Comme j'adore voyager, j'organisais tous les 2 ou 3 ans un voyage à l'étranger, bien souvent avec des amis. Au début, il ne voulait jamais partir, et quand nous revenions, il avait adoré. Il y a deux ans, pour nos 30 ans de vie commune, nous sommes partis avec 8 amis à Bali. C'était merveilleux. Nous avons randonné sur l'Ile, faisant une incursion à Java pour aller jusqu'au volcan IJEN. Nous en avions des souvenirs inoubliables, nous étions si heureux.

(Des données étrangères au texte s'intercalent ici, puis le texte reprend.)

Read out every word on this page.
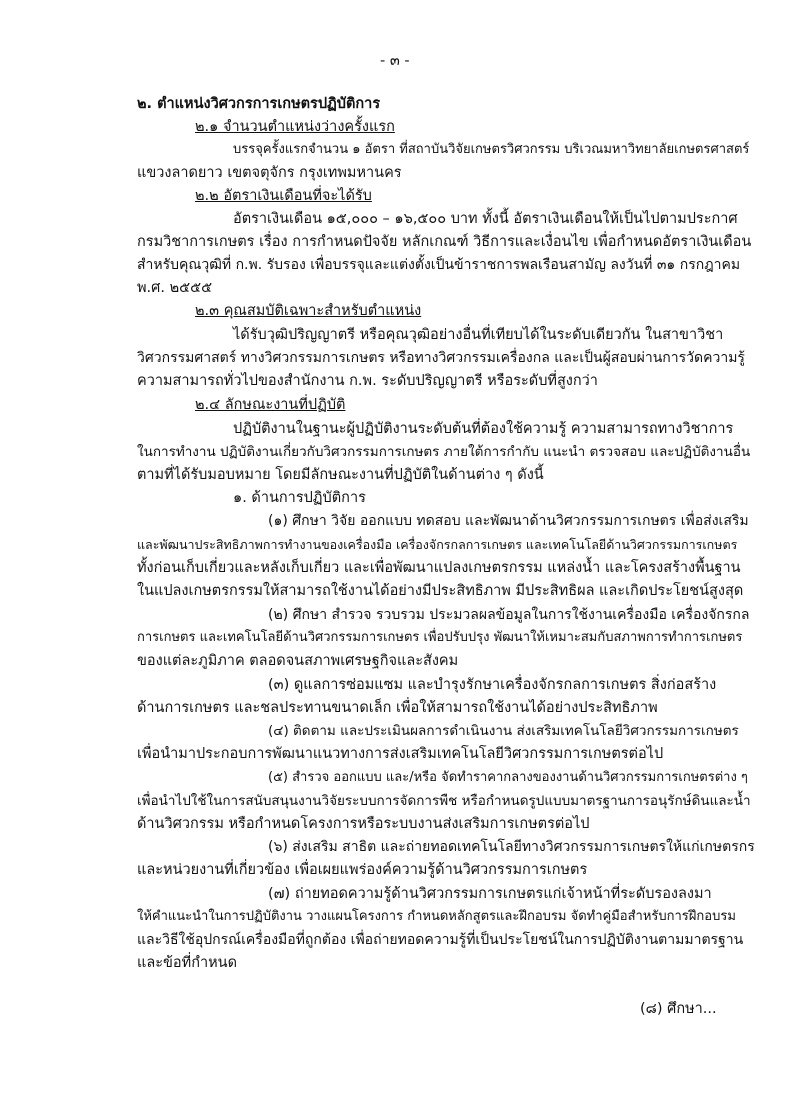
- ๓ -
๒. ตำแหน่งวิศวกรการเกษตรปฏิบัติการ
๒.๑ จำนวนตำแหน่งว่างครั้งแรก
บรรจุครั้งแรกจำนวน ๑ อัตรา ที่สถาบันวิจัยเกษตรวิศวกรรม บริเวณมหาวิทยาลัยเกษตรศาสตร์
แขวงลาดยาว เขตจตุจักร กรุงเทพมหานคร
๒.๒ อัตราเงินเดือนที่จะได้รับ
อัตราเงินเดือน ๑๕,๐๐๐ – ๑๖,๕๐๐ บาท ทั้งนี้ อัตราเงินเดือนให้เป็นไปตามประกาศ
กรมวิชาการเกษตร เรื่อง การกำหนดปัจจัย หลักเกณฑ์ วิธีการและเงื่อนไข เพื่อกำหนดอัตราเงินเดือน
สำหรับคุณวุฒิที่ ก.พ. รับรอง เพื่อบรรจุและแต่งตั้งเป็นข้าราชการพลเรือนสามัญ ลงวันที่ ๓๑ กรกฎาคม
พ.ศ. ๒๕๕๕
๒.๓ คุณสมบัติเฉพาะสำหรับตำแหน่ง
ได้รับวุฒิปริญญาตรี หรือคุณวุฒิอย่างอื่นที่เทียบได้ในระดับเดียวกัน ในสาขาวิชา
วิศวกรรมศาสตร์ ทางวิศวกรรมการเกษตร หรือทางวิศวกรรมเครื่องกล และเป็นผู้สอบผ่านการวัดความรู้
ความสามารถทั่วไปของสำนักงาน ก.พ. ระดับปริญญาตรี หรือระดับที่สูงกว่า
๒.๔ ลักษณะงานที่ปฏิบัติ
ปฏิบัติงานในฐานะผู้ปฏิบัติงานระดับต้นที่ต้องใช้ความรู้ ความสามารถทางวิชาการ
ในการทำงาน ปฏิบัติงานเกี่ยวกับวิศวกรรมการเกษตร ภายใต้การกำกับ แนะนำ ตรวจสอบ และปฏิบัติงานอื่น
ตามที่ได้รับมอบหมาย โดยมีลักษณะงานที่ปฏิบัติในด้านต่าง ๆ ดังนี้
๑. ด้านการปฏิบัติการ
(๑) ศึกษา วิจัย ออกแบบ ทดสอบ และพัฒนาด้านวิศวกรรมการเกษตร เพื่อส่งเสริม
และพัฒนาประสิทธิภาพการทำงานของเครื่องมือ เครื่องจักรกลการเกษตร และเทคโนโลยีด้านวิศวกรรมการเกษตร
ทั้งก่อนเก็บเกี่ยวและหลังเก็บเกี่ยว และเพื่อพัฒนาแปลงเกษตรกรรม แหล่งน้ำ และโครงสร้างพื้นฐาน
ในแปลงเกษตรกรรมให้สามารถใช้งานได้อย่างมีประสิทธิภาพ มีประสิทธิผล และเกิดประโยชน์สูงสุด
(๒) ศึกษา สำรวจ รวบรวม ประมวลผลข้อมูลในการใช้งานเครื่องมือ เครื่องจักรกล
การเกษตร และเทคโนโลยีด้านวิศวกรรมการเกษตร เพื่อปรับปรุง พัฒนาให้เหมาะสมกับสภาพการทำการเกษตร
ของแต่ละภูมิภาค ตลอดจนสภาพเศรษฐกิจและสังคม
(๓) ดูแลการซ่อมแซม และบำรุงรักษาเครื่องจักรกลการเกษตร สิ่งก่อสร้าง
ด้านการเกษตร และชลประทานขนาดเล็ก เพื่อให้สามารถใช้งานได้อย่างประสิทธิภาพ
(๔) ติดตาม และประเมินผลการดำเนินงาน ส่งเสริมเทคโนโลยีวิศวกรรมการเกษตร
เพื่อนำมาประกอบการพัฒนาแนวทางการส่งเสริมเทคโนโลยีวิศวกรรมการเกษตรต่อไป
(๕) สำรวจ ออกแบบ และ/หรือ จัดทำราคากลางของงานด้านวิศวกรรมการเกษตรต่าง ๆ
เพื่อนำไปใช้ในการสนับสนุนงานวิจัยระบบการจัดการพืช หรือกำหนดรูปแบบมาตรฐานการอนุรักษ์ดินและน้ำ
ด้านวิศวกรรม หรือกำหนดโครงการหรือระบบงานส่งเสริมการเกษตรต่อไป
(๖) ส่งเสริม สาธิต และถ่ายทอดเทคโนโลยีทางวิศวกรรมการเกษตรให้แก่เกษตรกร
และหน่วยงานที่เกี่ยวข้อง เพื่อเผยแพร่องค์ความรู้ด้านวิศวกรรมการเกษตร
(๗) ถ่ายทอดความรู้ด้านวิศวกรรมการเกษตรแก่เจ้าหน้าที่ระดับรองลงมา
ให้คำแนะนำในการปฏิบัติงาน วางแผนโครงการ กำหนดหลักสูตรและฝึกอบรม จัดทำคู่มือสำหรับการฝึกอบรม
และวิธีใช้อุปกรณ์เครื่องมือที่ถูกต้อง เพื่อถ่ายทอดความรู้ที่เป็นประโยชน์ในการปฏิบัติงานตามมาตรฐาน
และข้อที่กำหนด
(๘) ศึกษา...
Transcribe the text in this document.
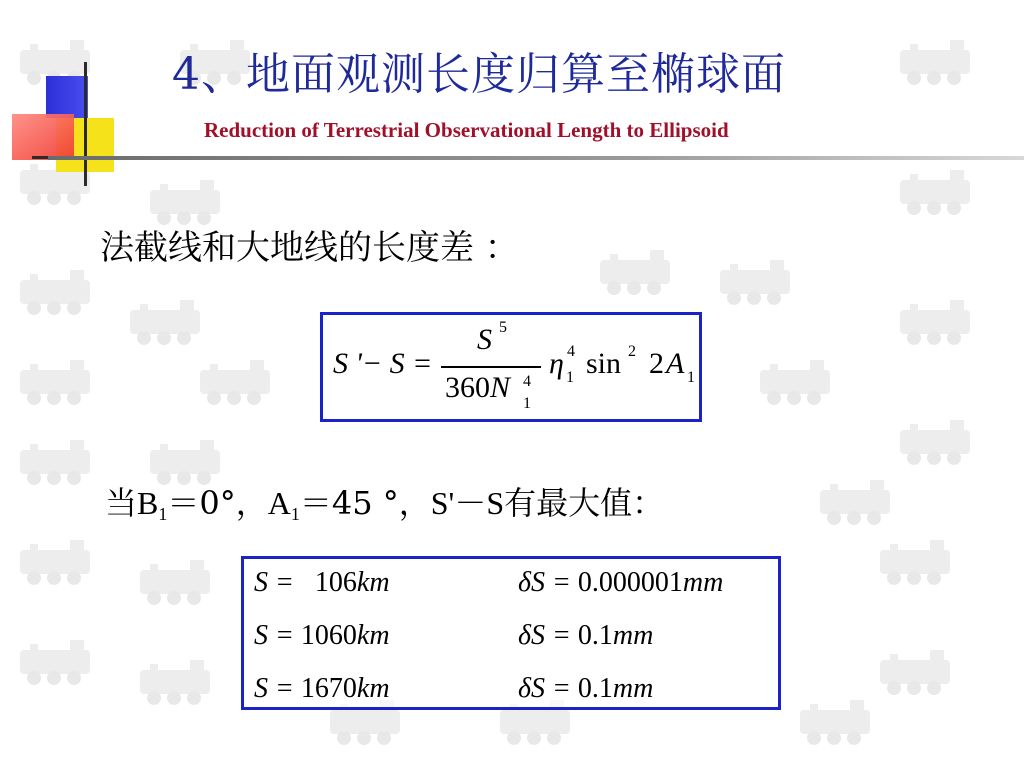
4、地面观测长度归算至椭球面
Reduction of Terrestrial Observational Length to Ellipsoid
法截线和大地线的长度差 ：
S '− S =
S 5
360 N 4
1
η 4
1 sin 2 2 A 1
当$B_1=0^\circ$，$A_1=45$ °，S'－S有最大值：
S = 106km	δS = 0.000001mm
S = 1060km	δS = 0.1mm
S = 1670km	δS = 0.1mm
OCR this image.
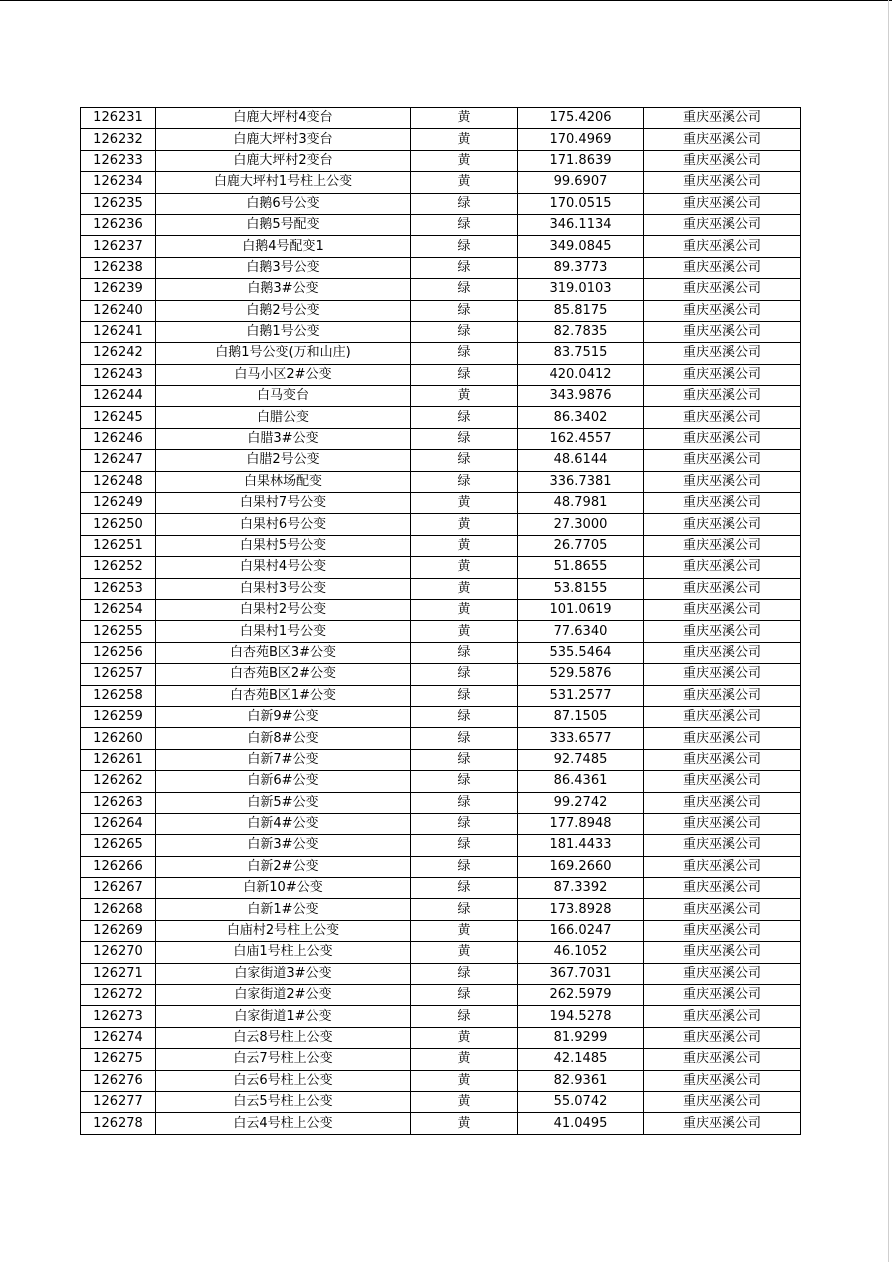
126231	白鹿大坪村4变台	黄	175.4206	重庆巫溪公司
126232	白鹿大坪村3变台	黄	170.4969	重庆巫溪公司
126233	白鹿大坪村2变台	黄	171.8639	重庆巫溪公司
126234	白鹿大坪村1号柱上公变	黄	99.6907	重庆巫溪公司
126235	白鹅6号公变	绿	170.0515	重庆巫溪公司
126236	白鹅5号配变	绿	346.1134	重庆巫溪公司
126237	白鹅4号配变1	绿	349.0845	重庆巫溪公司
126238	白鹅3号公变	绿	89.3773	重庆巫溪公司
126239	白鹅3#公变	绿	319.0103	重庆巫溪公司
126240	白鹅2号公变	绿	85.8175	重庆巫溪公司
126241	白鹅1号公变	绿	82.7835	重庆巫溪公司
126242	白鹅1号公变(万和山庄)	绿	83.7515	重庆巫溪公司
126243	白马小区2#公变	绿	420.0412	重庆巫溪公司
126244	白马变台	黄	343.9876	重庆巫溪公司
126245	白腊公变	绿	86.3402	重庆巫溪公司
126246	白腊3#公变	绿	162.4557	重庆巫溪公司
126247	白腊2号公变	绿	48.6144	重庆巫溪公司
126248	白果林场配变	绿	336.7381	重庆巫溪公司
126249	白果村7号公变	黄	48.7981	重庆巫溪公司
126250	白果村6号公变	黄	27.3000	重庆巫溪公司
126251	白果村5号公变	黄	26.7705	重庆巫溪公司
126252	白果村4号公变	黄	51.8655	重庆巫溪公司
126253	白果村3号公变	黄	53.8155	重庆巫溪公司
126254	白果村2号公变	黄	101.0619	重庆巫溪公司
126255	白果村1号公变	黄	77.6340	重庆巫溪公司
126256	白杏苑B区3#公变	绿	535.5464	重庆巫溪公司
126257	白杏苑B区2#公变	绿	529.5876	重庆巫溪公司
126258	白杏苑B区1#公变	绿	531.2577	重庆巫溪公司
126259	白新9#公变	绿	87.1505	重庆巫溪公司
126260	白新8#公变	绿	333.6577	重庆巫溪公司
126261	白新7#公变	绿	92.7485	重庆巫溪公司
126262	白新6#公变	绿	86.4361	重庆巫溪公司
126263	白新5#公变	绿	99.2742	重庆巫溪公司
126264	白新4#公变	绿	177.8948	重庆巫溪公司
126265	白新3#公变	绿	181.4433	重庆巫溪公司
126266	白新2#公变	绿	169.2660	重庆巫溪公司
126267	白新10#公变	绿	87.3392	重庆巫溪公司
126268	白新1#公变	绿	173.8928	重庆巫溪公司
126269	白庙村2号柱上公变	黄	166.0247	重庆巫溪公司
126270	白庙1号柱上公变	黄	46.1052	重庆巫溪公司
126271	白家街道3#公变	绿	367.7031	重庆巫溪公司
126272	白家街道2#公变	绿	262.5979	重庆巫溪公司
126273	白家街道1#公变	绿	194.5278	重庆巫溪公司
126274	白云8号柱上公变	黄	81.9299	重庆巫溪公司
126275	白云7号柱上公变	黄	42.1485	重庆巫溪公司
126276	白云6号柱上公变	黄	82.9361	重庆巫溪公司
126277	白云5号柱上公变	黄	55.0742	重庆巫溪公司
126278	白云4号柱上公变	黄	41.0495	重庆巫溪公司
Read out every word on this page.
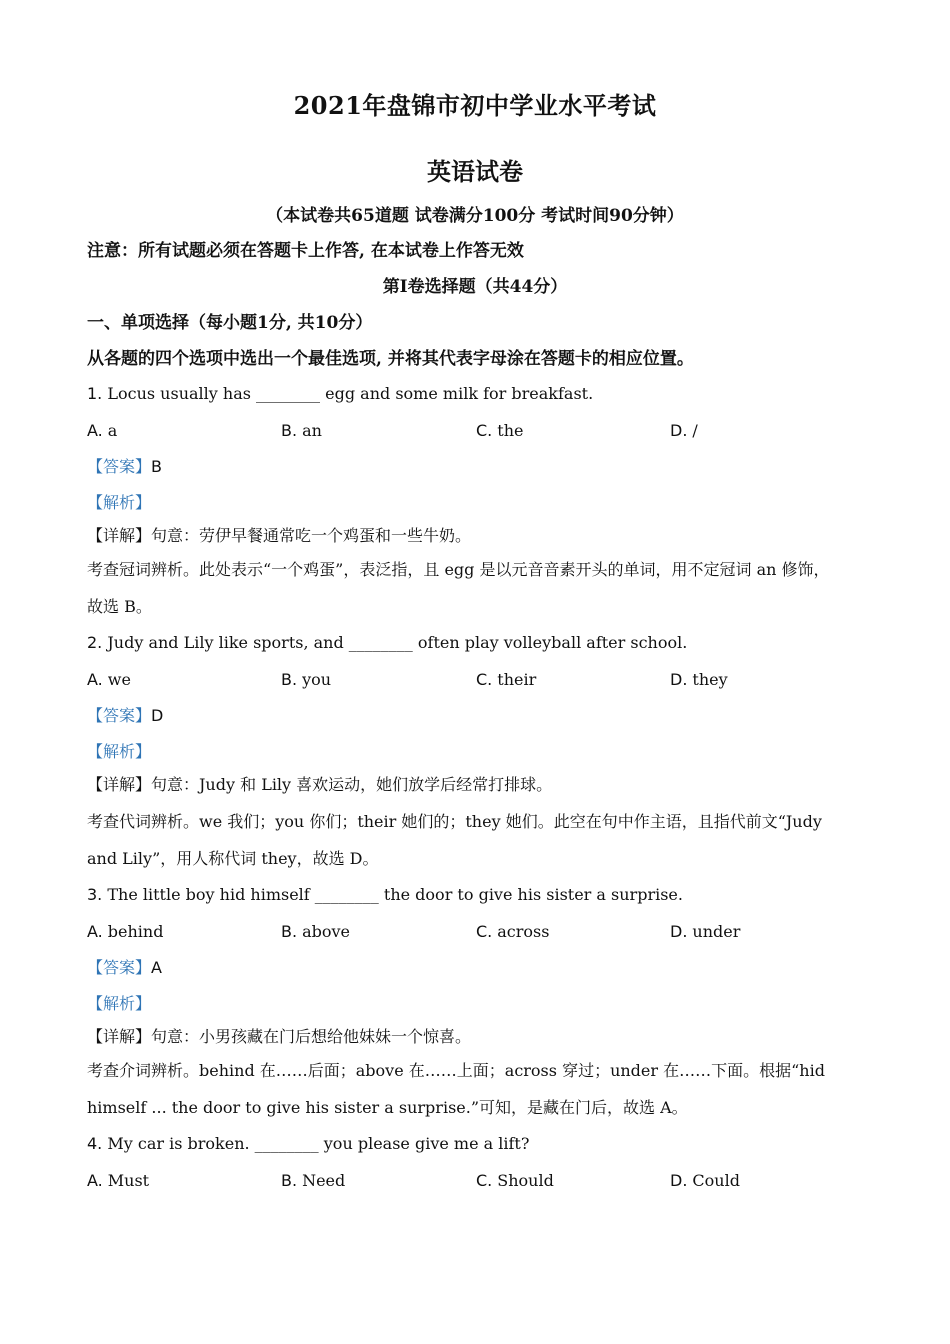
2021年盘锦市初中学业水平考试
英语试卷
（本试卷共65道题 试卷满分100分 考试时间90分钟）
注意：所有试题必须在答题卡上作答, 在本试卷上作答无效
第I卷选择题（共44分）
一、单项选择（每小题1分, 共10分）
从各题的四个选项中选出一个最佳选项, 并将其代表字母涂在答题卡的相应位置。
1. Locus usually has ________ egg and some milk for breakfast.
A. a	B. an	C. the	D. /
【答案】B
【解析】
【详解】句意：劳伊早餐通常吃一个鸡蛋和一些牛奶。
考查冠词辨析。此处表示“一个鸡蛋”，表泛指，且 egg 是以元音音素开头的单词，用不定冠词 an 修饰，
故选 B。
2. Judy and Lily like sports, and ________ often play volleyball after school.
A. we	B. you	C. their	D. they
【答案】D
【解析】
【详解】句意：Judy 和 Lily 喜欢运动，她们放学后经常打排球。
考查代词辨析。we 我们；you 你们；their 她们的；they 她们。此空在句中作主语，且指代前文“Judy
and Lily”，用人称代词 they，故选 D。
3. The little boy hid himself ________ the door to give his sister a surprise.
A. behind	B. above	C. across	D. under
【答案】A
【解析】
【详解】句意：小男孩藏在门后想给他妹妹一个惊喜。
考查介词辨析。behind 在……后面；above 在……上面；across 穿过；under 在……下面。根据“hid
himself ... the door to give his sister a surprise.”可知，是藏在门后，故选 A。
4. My car is broken. ________ you please give me a lift?
A. Must	B. Need	C. Should	D. Could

Il était grand, brun, mat, encore mince à 57 ans, bref, même après plus de 30 ans, il me faisait toujours craquer. Je ne pouvais pas m’endormir sans m’être blottie tout contre lui, sentir l’odeur de sa peau. Ça me rassurait. Et maintenant, je ne peux m’endormir qu’avec des somnifères….
Je n’ai plus aujourd’hui aucune envie de partir ni en voyage, ni en vacances. Le plaisir de partir était le bonheur de partager avec lui. Comment partir seule, voir les autres en couple, rentrer seule le soir dans un gîte ou une chambre d’hôtel, sans pouvoir partager les sentiments de la journée, en discuter des heures, regarder les photos, croquer une aquarelle et avoir son avis après.
Ma fille est encore venue à la maison ce soir. Elle me prend en charge, j’en ai honte. Elle avait encore fait les courses, a préparé à manger et vient de repartir chez elle. Je pense qu’elle en a besoin aussi, mais j’ai peur de lui prendre sa jeunesse. Mais ça me fait tellement de bien de l’avoir à mes côtés le soir, de ne pas être seule à ruminer mon chagrin.
Nous avions une vie que l’on peut trouver banale, mais c’était notre vie, riche en sentiments partagés, en amour profond, en coups de gueule aussi, en amitié. C’était mon mari, et je l’aimais tant.